Back at the start of last year this was a hard thing to do, it was really pushing the Raspberry Pi to its limits. However as machine learning software, such as TensorFlow Lite and other tools, have matured we’ve seen models being run successfully on much more minimal hardware.
With the privacy concerns raised by cloud connected voice devices, as well as the sometime inconvenient need for a network connection, it’s inevitable that we’ll start to see more offline devices.
While we’ve seen a number of “wake word” engines—a piece of code and a trained network that monitors for the special word like “Alexa” or “OK Google” that activates your voice assistant —these, like pretty much all modern voice recognition engines, need training data and the availability of that sort of data has really held smaller players.
Realistically most people won’t be able to gather enough audio samples to train a network for a custom wake word. The success of machine learning has relied heavily on the corpus of training data that companies — like Google — have managed to build up. For the most part these training datasets are the secret sauce, and closely held by the companies, and people, that have them. Although there are a number of open sourced collections of visual data to train object recognition algorithms, there are far fewer available speech data. Amongst one of the few available is the Open Speech Recording project from Google, and while they’ve made an initial dataset release, it’s still fairly limited.
In practice it’s never going to be feasible for most people to build the required large datasets, and while people are investigating transfer learning it’s generally regarded as not being quite ready.
However the leading indicators for this sort of rollout are going to be the appearance of toolkits like Picovoice, which sits on top of a new wake word engine called Porcupine, and interesting also a “speech-to-intent” engine called Rhino.
“A significant number of use-cases when building voice-enabled products revolves around understanding spoken commands within a specific domain. Smart home, appliances, infotainment systems, command and control for mobile applications, etc are a few examples. The current solutions use a domain-specific natural language understanding (NLU) engine on top of a generic speech recognition system. This approach is computationally expensive and if not delegated to cloud services requires significant CPU and memory for an on-device implementation.
Rhino solves this problem by providing a tightly-coupled speech recognition and NLU engine that are jointly optimised for a specific domain (use case). Rhino is quite lean and can even run on small embedded processors (think Arm Cortex-M or fixed-point DSPs) with very limited RAM (as low as 100 KB) making it ideal for resource-constrained IoT applications.”

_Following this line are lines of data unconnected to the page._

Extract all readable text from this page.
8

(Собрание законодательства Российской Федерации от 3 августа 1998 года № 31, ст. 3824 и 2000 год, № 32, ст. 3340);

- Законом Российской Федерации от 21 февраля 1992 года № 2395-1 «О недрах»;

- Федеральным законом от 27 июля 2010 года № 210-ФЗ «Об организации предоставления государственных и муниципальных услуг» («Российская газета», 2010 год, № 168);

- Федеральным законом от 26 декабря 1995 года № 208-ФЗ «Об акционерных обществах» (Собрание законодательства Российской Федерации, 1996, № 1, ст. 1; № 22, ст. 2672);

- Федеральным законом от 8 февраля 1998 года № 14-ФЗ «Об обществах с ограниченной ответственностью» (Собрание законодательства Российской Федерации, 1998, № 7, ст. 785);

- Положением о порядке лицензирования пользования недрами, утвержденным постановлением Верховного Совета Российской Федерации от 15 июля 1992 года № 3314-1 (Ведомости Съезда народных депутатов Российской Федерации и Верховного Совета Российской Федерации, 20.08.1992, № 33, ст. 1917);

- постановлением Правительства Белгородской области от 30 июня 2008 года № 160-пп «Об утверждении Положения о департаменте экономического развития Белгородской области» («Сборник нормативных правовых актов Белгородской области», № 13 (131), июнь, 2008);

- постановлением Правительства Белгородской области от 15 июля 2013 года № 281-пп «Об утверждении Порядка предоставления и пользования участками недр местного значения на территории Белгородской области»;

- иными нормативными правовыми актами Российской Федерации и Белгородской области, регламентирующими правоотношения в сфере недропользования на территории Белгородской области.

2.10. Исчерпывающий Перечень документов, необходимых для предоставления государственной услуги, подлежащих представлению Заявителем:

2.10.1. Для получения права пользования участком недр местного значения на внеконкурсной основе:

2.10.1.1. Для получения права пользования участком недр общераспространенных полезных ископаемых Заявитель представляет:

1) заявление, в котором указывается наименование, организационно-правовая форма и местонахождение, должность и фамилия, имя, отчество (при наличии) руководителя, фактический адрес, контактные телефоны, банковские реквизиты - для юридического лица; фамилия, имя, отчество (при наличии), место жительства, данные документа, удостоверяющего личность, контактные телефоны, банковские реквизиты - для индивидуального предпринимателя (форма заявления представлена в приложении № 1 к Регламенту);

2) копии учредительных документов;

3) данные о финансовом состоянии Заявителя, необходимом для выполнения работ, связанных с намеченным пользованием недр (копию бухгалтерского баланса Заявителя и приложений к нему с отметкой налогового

Picovoice claims to wrap both of these wake word and speech-to-intent engines, along with a speech-to-text service, and has some interesting results for wake word performance compared to Snowboy and Pocketsphinx. Running on the NXP i.MX RT1050, an Arm Cortex-M7 with 512 KB of RAM, the toolkit looks rather intriguing.
While there doesn’t seem to be any pricing, the two engines are only “partially” open sourced, with the bits that are available being published under the Apache 2.0 license. Source, demo applications, and other information are available on the Picovoice site, but I’d expect it to be joined by other frameworks real soon. We’re sort of at that point in the cycle.